Chapter 6 — 7
Altitude Diving
Diving in waters located above sea level (e.g. a mountain lake or dam) introduces some potential
hazards which are related to the cold temperatures at altitude and buoyancy problems with fresh
water (see below). Other variations with altitude are much more important, but not immediately
obvious.
Consider a dive in a mountain lake where the atmospheric pressure is half that at sea level (this
would be at an unlikely altitude of about 6000 metres or 18,000 ft. elevation, but it makes the
calculations easy). The pressure at the surface of the lake is that of the atmosphere, 0.5 ATA.
Assume it is a salt water lake (fresh water is slightly less dense and so exerts slightly less
pressure at a given depth).
The water in the lake will exert the same pressure at this altitude as it would at any other
altitude.
That is, 10 metres of water will still exert a pressure of 1 ATA.
The pressure at 5 metres depth therefore will be 1 ATA, consisting of 0.5 ATA contributed by
the atmospheric pressure, and 0.5 ATA contributed by the water.
The pressure at 10 metres will thus be 1.5 ATA.
One might think initially that this would give the diver a safety margin since the pressure at a
given depth in a mountain lake is less than that in the ocean. The critical difference, however, is
that the diver in the lake is returning to a lower surface pressure.
This can be illustrated by referring to one of Haldane's hypotheses (see Chapter 13). He
indicated that a diver could spend an unlimited time at 10 metres (2 ATA) and return to the
surface (1 ATA) without developing decompression sickness. In other words, a diver could
return to a pressure of half the original pressure (i.e. a 2 : 1 ratio) without developing nitrogen
bubbles in the tissues.
In the mountain lake, because the surface pressure is only half that at sea level (0.5 ATA), the
diver need dive to only 5 metres (1 ATA) and return to the surface to encounter the same 2 : 1
“safe” ratio. A 10 metre dive exceeds the “safe” decompression ratio. This makes dive tables
designed for sea level unreliable at altitude unless considerable corrections are made.
Decompression at altitude is further complicated by difficulties in estimating depth. Digital
electronic gauges must be calibrated for altitude.

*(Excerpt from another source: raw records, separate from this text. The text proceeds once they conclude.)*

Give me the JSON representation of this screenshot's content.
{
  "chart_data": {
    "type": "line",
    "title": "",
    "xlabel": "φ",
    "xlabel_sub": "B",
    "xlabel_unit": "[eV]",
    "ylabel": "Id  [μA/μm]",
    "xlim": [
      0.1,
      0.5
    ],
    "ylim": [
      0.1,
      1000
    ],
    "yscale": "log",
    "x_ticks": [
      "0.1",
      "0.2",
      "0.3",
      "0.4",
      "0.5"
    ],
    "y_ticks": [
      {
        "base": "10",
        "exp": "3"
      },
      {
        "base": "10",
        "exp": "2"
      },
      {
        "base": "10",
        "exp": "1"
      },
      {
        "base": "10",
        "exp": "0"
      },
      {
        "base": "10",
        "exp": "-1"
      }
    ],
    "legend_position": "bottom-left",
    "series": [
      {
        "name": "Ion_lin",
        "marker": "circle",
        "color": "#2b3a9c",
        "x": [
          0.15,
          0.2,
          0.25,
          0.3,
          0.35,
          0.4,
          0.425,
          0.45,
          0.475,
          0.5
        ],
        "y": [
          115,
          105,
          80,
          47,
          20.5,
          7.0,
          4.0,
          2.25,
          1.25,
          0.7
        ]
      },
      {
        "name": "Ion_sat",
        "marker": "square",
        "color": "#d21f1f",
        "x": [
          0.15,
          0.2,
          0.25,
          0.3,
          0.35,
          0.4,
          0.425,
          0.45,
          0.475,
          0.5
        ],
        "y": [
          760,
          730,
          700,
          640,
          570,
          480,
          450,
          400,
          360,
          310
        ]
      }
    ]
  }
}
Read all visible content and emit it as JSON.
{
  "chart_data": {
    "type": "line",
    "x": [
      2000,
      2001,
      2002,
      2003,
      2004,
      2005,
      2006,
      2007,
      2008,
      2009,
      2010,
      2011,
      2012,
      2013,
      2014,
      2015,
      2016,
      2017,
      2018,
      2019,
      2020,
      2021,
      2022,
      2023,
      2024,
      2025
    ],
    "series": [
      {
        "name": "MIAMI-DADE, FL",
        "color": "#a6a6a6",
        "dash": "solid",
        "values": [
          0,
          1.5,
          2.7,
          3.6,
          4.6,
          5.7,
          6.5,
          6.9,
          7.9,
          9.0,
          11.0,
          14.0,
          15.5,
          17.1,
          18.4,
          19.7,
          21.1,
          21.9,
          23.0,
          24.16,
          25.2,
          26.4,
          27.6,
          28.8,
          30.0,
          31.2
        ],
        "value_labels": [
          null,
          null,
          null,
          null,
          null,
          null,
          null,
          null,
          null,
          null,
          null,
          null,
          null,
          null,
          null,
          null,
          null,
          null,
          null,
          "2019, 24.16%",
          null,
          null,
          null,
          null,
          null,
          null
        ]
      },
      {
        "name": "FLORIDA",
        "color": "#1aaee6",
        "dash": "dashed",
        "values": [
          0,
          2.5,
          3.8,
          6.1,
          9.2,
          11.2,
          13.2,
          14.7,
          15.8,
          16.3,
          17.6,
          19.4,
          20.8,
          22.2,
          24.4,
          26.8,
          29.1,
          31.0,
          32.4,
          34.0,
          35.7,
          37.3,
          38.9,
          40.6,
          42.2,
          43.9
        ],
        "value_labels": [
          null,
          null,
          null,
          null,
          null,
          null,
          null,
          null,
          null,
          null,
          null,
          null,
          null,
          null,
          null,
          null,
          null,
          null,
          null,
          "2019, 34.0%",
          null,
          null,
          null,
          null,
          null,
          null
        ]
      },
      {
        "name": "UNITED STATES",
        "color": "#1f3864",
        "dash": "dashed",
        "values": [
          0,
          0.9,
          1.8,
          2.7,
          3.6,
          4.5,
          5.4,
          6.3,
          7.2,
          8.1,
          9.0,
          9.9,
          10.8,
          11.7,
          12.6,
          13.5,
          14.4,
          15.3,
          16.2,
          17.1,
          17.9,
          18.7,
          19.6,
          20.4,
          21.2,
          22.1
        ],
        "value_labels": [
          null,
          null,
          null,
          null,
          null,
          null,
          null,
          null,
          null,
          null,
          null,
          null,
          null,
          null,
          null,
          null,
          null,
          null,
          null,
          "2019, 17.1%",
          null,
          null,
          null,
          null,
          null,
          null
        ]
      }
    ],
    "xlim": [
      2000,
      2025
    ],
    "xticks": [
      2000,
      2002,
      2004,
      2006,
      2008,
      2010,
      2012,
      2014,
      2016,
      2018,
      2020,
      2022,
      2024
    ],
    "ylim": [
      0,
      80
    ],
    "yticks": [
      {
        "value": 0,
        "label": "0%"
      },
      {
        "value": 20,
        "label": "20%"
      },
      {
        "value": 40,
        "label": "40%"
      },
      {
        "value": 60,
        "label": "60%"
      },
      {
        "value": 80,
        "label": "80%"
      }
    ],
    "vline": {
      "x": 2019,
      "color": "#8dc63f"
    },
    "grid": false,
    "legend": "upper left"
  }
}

A mechanical depth gauge calibrated for sea level is likely to be unreliable at altitude. The
gauge simply measures pressure and registers this as depth. Since the pressure at the surface of
the lake is 0.5 ATA (half that of sea level), the gauge will be straining its mechanism and
possibly bending the needle, trying to get its pointer past the zero stop to register what it
interprets as negative depth. The gauge may only start to register a depth after it has returned to
1 ATA. This would not happen in the mountain lake until the water pressure and atmospheric
pressure added up to 1 ATA – a depth of about 5 metres.
Even a capillary depth gauge, calibrated at sea level, will not really read accurately. At sea level,
the air-to-water interface in the capillary will move half way along the capillary at 10 metres,
since the pressure there is twice that at the surface. In the mountain lake with a surface pressure
of 0.5 ATA, twice the surface pressure will be encountered at about 5 metres depth. So the
capillary gauge will reach the "10 metre depth mark" (the half volume mark) at 5 metres.